O coronavírus impactou - e ainda impacta - o mundo do esporte. Prova disso foi o adiamento dos Jogos de Tóquio por um ano, para julho de 2021. Há mais de cem dias afastados das competições e com restrições de treinamentos, atletas de clubes gaúchos descrevem a rotina e o início de um novo ciclo rumo à Olimpíada. Em reportagem produzida pela RBS TV, a judoca Mayra Aguiar, 28 anos, a nadadora Viviane Jungblut, 23, o ginasta Luís Porto, 23, e o triplista Almir Júnior, 26, falam dos desafios de treinar durante a pandemia, as mudanças na preparação para 2021 e relataram a frustração de ver o sonho olímpico ser adiado.
Bicampeã mundial e dona de duas medalhas de bronze nos Jogos (Londres 2012 e Rio 2016), Mayra conta que teve de lidar com duas dificuldades nesse período: a afastamento dos tatames - ela começou a praticar judô aos seis anos, e da mãe, Leila, que foi para o Litoral durante a pandemia. Mas encontrou na irmã Helen, também judoca, e nos treinos online uma forma de compensar as limitações.
— O começo foi bem ruim porque a rotina muda inteira. O corpo gritando pra fazer alguma coisa pra gastar energia. Melhorou muito quando a gente começou com os treinos online. O grupo inteiro se via e estava aquela saudade do pessoal A minha irmã está em casa comigo e também é judoca. Ela colocava o quimono. Mas eu me empolgo muito em cima dela, coitada, mas ela me ajuda muito — relata a meio-pesado da Sogipa, uma das esperanças de medalha do Brasil na Olimpíada.
A dificuldade de manter o alto nível dos treinos foi um dos principais obstáculos aos atletas. Com a flexibilização prevista no decreto da prefeitura, Viviane conseguiu retomar em parte as atividades na segunda semana de maio.
— Meu preparador físico mandava planilhas de treino para fazer em casa, para manter a forma e o retorno não ser tão difícil. Nosso esporte depende muito da piscina. Alguns dias longe, é impressionante como muda a nossa sensibilidade. Nunca tinha ficado tanto tempo sem nadar. Por isso foi realmente um período bastante delicado — afirma a especialista em provas de longa distância da natação.
Há mais de três meses em casa, Porto treinou por videochamada com a seleção brasileira, aliando exercícios preventivos, de mobilidade e flexibilidade. Ele até tentou levar um "cavalo" — um dos seis aparelhos da ginástica artística masculina — para dentro de casa, mas a falta de espaço atrapalhou em parte os planos do atleta.
— Não tinha espaço para andar, mas tinha para ficar girando no cavalo. Treinamos online com a seleção, mas não é a mesma coisa. Você sente falta do ginásio, da competição. Não tinha muito o que inventar, até para não quebrar a casa — brinca.
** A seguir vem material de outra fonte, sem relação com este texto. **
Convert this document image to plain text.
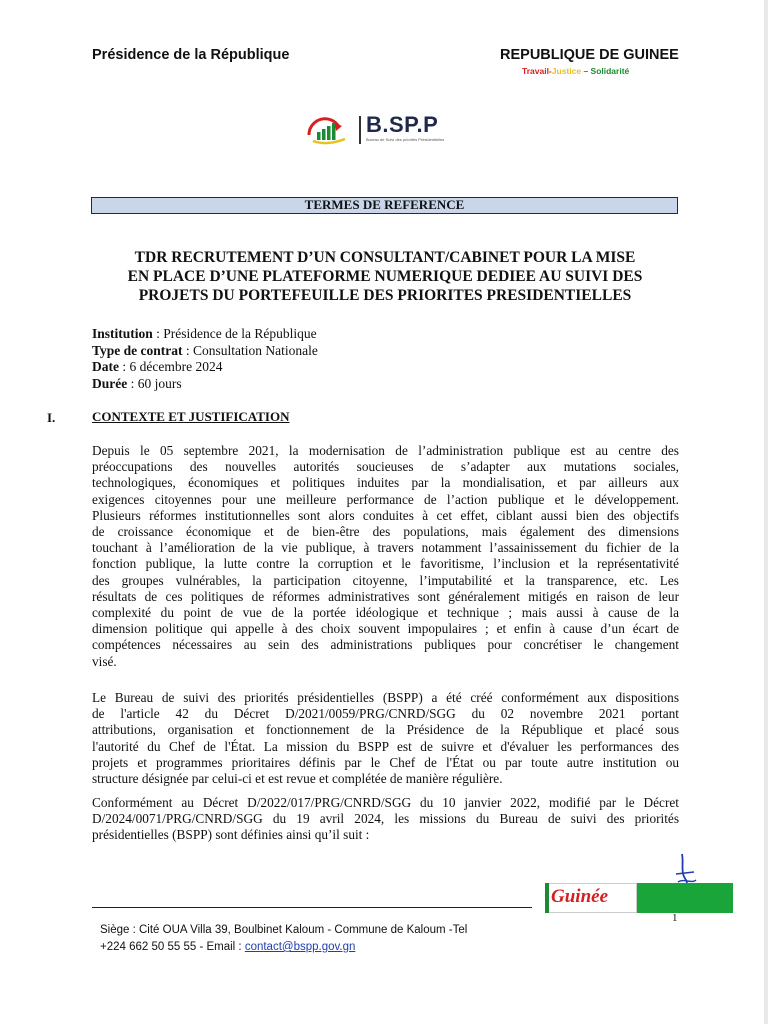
Présidence de la République	REPUBLIQUE DE GUINEE
Travail-Justice – Solidarité
B.SP.P
Bureau de Suivi des priorités Présidentielles
TERMES DE REFERENCE
TDR RECRUTEMENT D’UN CONSULTANT/CABINET POUR LA MISE
EN PLACE D’UNE PLATEFORME NUMERIQUE DEDIEE AU SUIVI DES
PROJETS DU PORTEFEUILLE DES PRIORITES PRESIDENTIELLES
Institution : Présidence de la République
Type de contrat : Consultation Nationale
Date : 6 décembre 2024
Durée : 60 jours
I.	CONTEXTE ET JUSTIFICATION
Depuis le 05 septembre 2021, la modernisation de l’administration publique est au centre des
préoccupations des nouvelles autorités soucieuses de s’adapter aux mutations sociales,
technologiques, économiques et politiques induites par la mondialisation, et par ailleurs aux
exigences citoyennes pour une meilleure performance de l’action publique et le développement.
Plusieurs réformes institutionnelles sont alors conduites à cet effet, ciblant aussi bien des objectifs
de croissance économique et de bien-être des populations, mais également des dimensions
touchant à l’amélioration de la vie publique, à travers notamment l’assainissement du fichier de la
fonction publique, la lutte contre la corruption et le favoritisme, l’inclusion et la représentativité
des groupes vulnérables, la participation citoyenne, l’imputabilité et la transparence, etc. Les
résultats de ces politiques de réformes administratives sont généralement mitigés en raison de leur
complexité du point de vue de la portée idéologique et technique ; mais aussi à cause de la
dimension politique qui appelle à des choix souvent impopulaires ; et enfin à cause d’un écart de
compétences nécessaires au sein des administrations publiques pour concrétiser le changement
visé.
Le Bureau de suivi des priorités présidentielles (BSPP) a été créé conformément aux dispositions
de l'article 42 du Décret D/2021/0059/PRG/CNRD/SGG du 02 novembre 2021 portant
attributions, organisation et fonctionnement de la Présidence de la République et placé sous
l'autorité du Chef de l'État. La mission du BSPP est de suivre et d'évaluer les performances des
projets et programmes prioritaires définis par le Chef de l'État ou par toute autre institution ou
structure désignée par celui-ci et est revue et complétée de manière régulière.
Conformément au Décret D/2022/017/PRG/CNRD/SGG du 10 janvier 2022, modifié par le Décret
D/2024/0071/PRG/CNRD/SGG du 19 avril 2024, les missions du Bureau de suivi des priorités
présidentielles (BSPP) sont définies ainsi qu’il suit :
Guinée
1
Siège : Cité OUA Villa 39, Boulbinet Kaloum - Commune de Kaloum -Tel
+224 662 50 55 55 - Email : contact@bspp.gov.gn
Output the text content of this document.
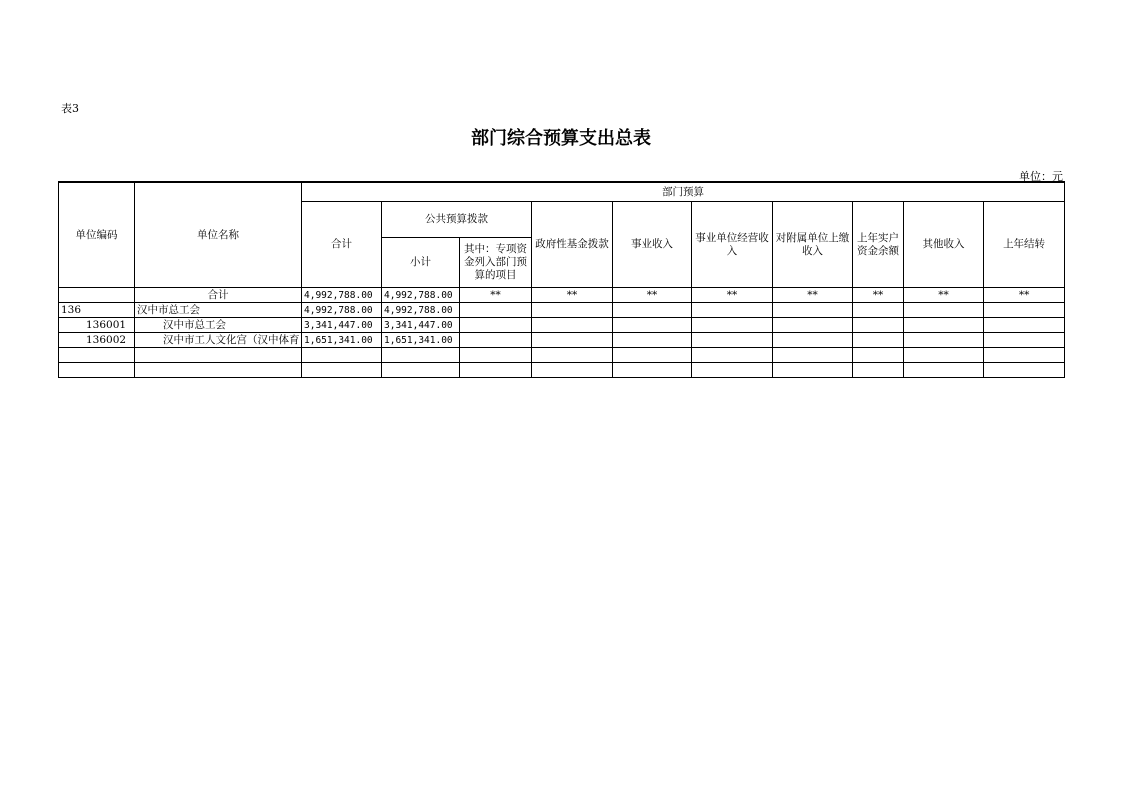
表3
部门综合预算支出总表
单位：元
单位编码	单位名称	部门预算									
		合计	公共预算拨款		政府性基金拨款	事业收入	事业单位经营收入	对附属单位上缴收入	上年实户资金余额	其他收入	上年结转
			小计	其中：专项资金列入部门预算的项目							
	合计	4,992,788.00	4,992,788.00	**	**	**	**	**	**	**	**
136	汉中市总工会	4,992,788.00	4,992,788.00								
136001	汉中市总工会	3,341,447.00	3,341,447.00								
136002	汉中市工人文化宫（汉中体育	1,651,341.00	1,651,341.00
Ainda em março, quando o avanço dos casos da covid-19 forçou Estados e municípios a decretar medidas de distanciamento social, Almir foi para a fazenda da família, em Mato Grosso. Fez treinos leves de reforço muscular e, quando algumas academias puderam ser reabertas, focou em trabalhos de força. Mas os treinamentos só serão intensificados em agosto, quando já deverá estar em Portugal, integrando uma missão organizada pelo Comitê Olímpico do Brasil (COB) que levará mais de 200 atletas para treinar com mais segurança na Europa. A ideia é chegar em plena forma ao Mundial indoor, que será disputado em março de 2021 em Nanjing, na China.
— Vou começar a treinar forte de verdade em início de agosto. Só que, ao mesmo tempo, não posso ficar todo esse tempo parado.. Então a gente vai se recondicionando, vai voltando — conta o atleta.
Veja os principais trechos das entrevistas dos quatro atletas, que aguardam ansiosamente pela retomada da corrida olímpica.
Almir Júnior (atletismo)
Expectativa na virada do ano
Estava em casa, com mais dois amigos. Virou o ano e eu pensei: "Chegou meu ano. O ano que eu sonhei, o ano que eu me dediquei, que eu esperava chegar bem. Começou, começou Tóquio". Tanto que não fui para lugar nenhum, porque no dia seguinte tinha treino. Até foi um brinde de Tóquio 2020. Chegou, só que não (risos)…
Significado do ciclo olímpico
O ciclo olímpico não começou quando virou o ano, em 2020. Ele começa quando termina uma Olímpiada. São quatro anos. Quatro anos de trabalho, para que o atleta chegue o melhor preparado possível para a Olimpíada. No último ano é para lapidar tudo o que tu trabalhou. Você procura corrigir todos os erros e trabalhar o máximo possível para aquele momento. Porque a Olimpíada acontece de quatro em quatro anos. Se você errar naquele dia, naquele segundo, naquele salto, naquele momento, naquela corrida, naquele jogo, vai ter de esperar mais quatro anos para conseguir fazer de novo. Por isso que é tão importante. Por isso que a Olimpíada tem essa mágica. Você não trabalha para a Olimpíada de um dia para o outro, de um ano para o outro. São quatro anos e o último é o mais importante de todos.
Preparação até a pandemia
No início de novembro, comecei a trabalhar para Tóquio. A minha temporada de um ano. Nunca me preparei tão bem. Nunca me senti tão bem preparado, tão bem treinado, a minha equipe tão bem ajustada para que atingíssemos o nosso pico em Tóquio. Isso me deixava muito confiante. Essa temporada, tudo que eu fiz, o quão bem eu me preparei, eu joguei fora, acabou. Porque a gente está em isolamento. Agora eu estou voltando do zero.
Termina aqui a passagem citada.